Camp Koolaree a camp on Kootenay Lake owned and operated by a United Church of Canada Society for the benefit of kids from 7 to 17, mounted a hugely successful fundraising campaign last year that saw the camp filled with canoeing, hiking, swimming, running, singing and socializing children from throughout the West Kootenay and beyond. Finishing the year in the ‘black’ for the first time in a decade, the camp’s board of directors looked forward to another great year in 2014.

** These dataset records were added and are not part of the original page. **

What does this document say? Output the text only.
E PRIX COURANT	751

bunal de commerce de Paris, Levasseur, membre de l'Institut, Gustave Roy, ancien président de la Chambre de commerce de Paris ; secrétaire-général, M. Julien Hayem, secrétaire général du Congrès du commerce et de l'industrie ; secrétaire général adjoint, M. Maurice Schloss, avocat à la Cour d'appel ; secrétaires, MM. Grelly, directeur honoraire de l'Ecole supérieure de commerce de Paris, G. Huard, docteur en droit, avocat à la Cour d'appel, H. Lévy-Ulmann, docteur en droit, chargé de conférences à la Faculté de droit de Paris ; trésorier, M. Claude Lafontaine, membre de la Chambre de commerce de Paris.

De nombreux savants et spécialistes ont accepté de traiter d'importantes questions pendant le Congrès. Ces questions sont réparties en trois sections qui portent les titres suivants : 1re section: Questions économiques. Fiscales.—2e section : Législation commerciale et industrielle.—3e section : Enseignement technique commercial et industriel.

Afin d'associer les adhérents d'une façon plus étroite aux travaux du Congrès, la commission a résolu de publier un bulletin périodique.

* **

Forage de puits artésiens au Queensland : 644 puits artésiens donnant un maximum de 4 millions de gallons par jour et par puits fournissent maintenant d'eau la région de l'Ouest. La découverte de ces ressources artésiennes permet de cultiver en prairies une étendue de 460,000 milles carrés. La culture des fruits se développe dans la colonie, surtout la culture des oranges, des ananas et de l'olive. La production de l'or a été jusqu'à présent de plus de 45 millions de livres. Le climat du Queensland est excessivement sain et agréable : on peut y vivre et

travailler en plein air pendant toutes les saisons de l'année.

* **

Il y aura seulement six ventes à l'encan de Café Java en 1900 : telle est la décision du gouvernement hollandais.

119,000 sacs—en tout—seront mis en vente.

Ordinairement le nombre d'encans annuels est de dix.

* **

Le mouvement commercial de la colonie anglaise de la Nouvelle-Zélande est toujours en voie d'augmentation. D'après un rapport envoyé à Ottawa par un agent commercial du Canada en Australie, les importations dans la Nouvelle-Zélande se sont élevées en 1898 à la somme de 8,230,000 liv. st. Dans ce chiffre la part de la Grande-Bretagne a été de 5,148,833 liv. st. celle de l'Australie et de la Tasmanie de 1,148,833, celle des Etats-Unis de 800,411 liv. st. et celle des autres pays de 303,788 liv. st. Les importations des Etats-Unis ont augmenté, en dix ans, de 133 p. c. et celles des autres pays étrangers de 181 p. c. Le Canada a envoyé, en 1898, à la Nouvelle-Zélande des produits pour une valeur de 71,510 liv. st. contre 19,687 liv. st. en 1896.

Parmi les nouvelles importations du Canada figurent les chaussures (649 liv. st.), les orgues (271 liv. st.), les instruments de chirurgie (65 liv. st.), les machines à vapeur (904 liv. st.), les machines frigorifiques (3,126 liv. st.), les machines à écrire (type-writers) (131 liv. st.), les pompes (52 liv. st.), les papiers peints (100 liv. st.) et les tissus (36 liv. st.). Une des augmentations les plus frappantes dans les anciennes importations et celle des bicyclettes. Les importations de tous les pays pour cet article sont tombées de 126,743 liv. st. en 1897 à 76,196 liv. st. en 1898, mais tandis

With accreditation in hand from the BC Camping Association, the United Church Camping Association, the Health Authority (for kitchen and water works), an ongoing capital improvement plan, and registrations recovering from the uncertainty of 2013, things looked good. Just before opening day, however, the local fire inspector provided some bad news. The camps propane systems needed an upgrade. Ruling the stoves and hot water tanks out of order, the inspector wrote up a list of requirements, wished the camp well, and left the board wondering what might come next.

A plan was soon developed. Hot water for showers and washing up would come from a wood heating system, propane barbeques and stoves would be set up in the dining hall, and the improvements required to meet the standards set by the inspection would be put in place as soon as possible. Word went out, donations of materials and time were offered and organized, and campers arrived.

The first Koolaree run camp has seen 30 teen co-ed campers enjoying the place and all it has offered since camping started here in 1932. The Board looks forward to another four camps over the next four weeks.

“When you think about it,” says Board Chair Peter Herd, “we’ve come a long way since those days. What seems like a set-back to us would be state of the art to the people who came here in the 1930s. They had canvass shelters, wood stoves and the open air to dine in. We have showers, potable water, cabins, a lodge, dining hall, kitchen, craft hut, canoes, fields, and a chapel. A few days without stoves seems pretty inconsequential by comparison.”

Peter is confident that campers will continue to enjoy Koolaree, as he has, since coming here as a child himself. Noting that fees went up last year, he also pointed out that the camp has never turned a child away for financial reasons. There is always a way. “As far as I’m concerned,” he said, “there always will be.”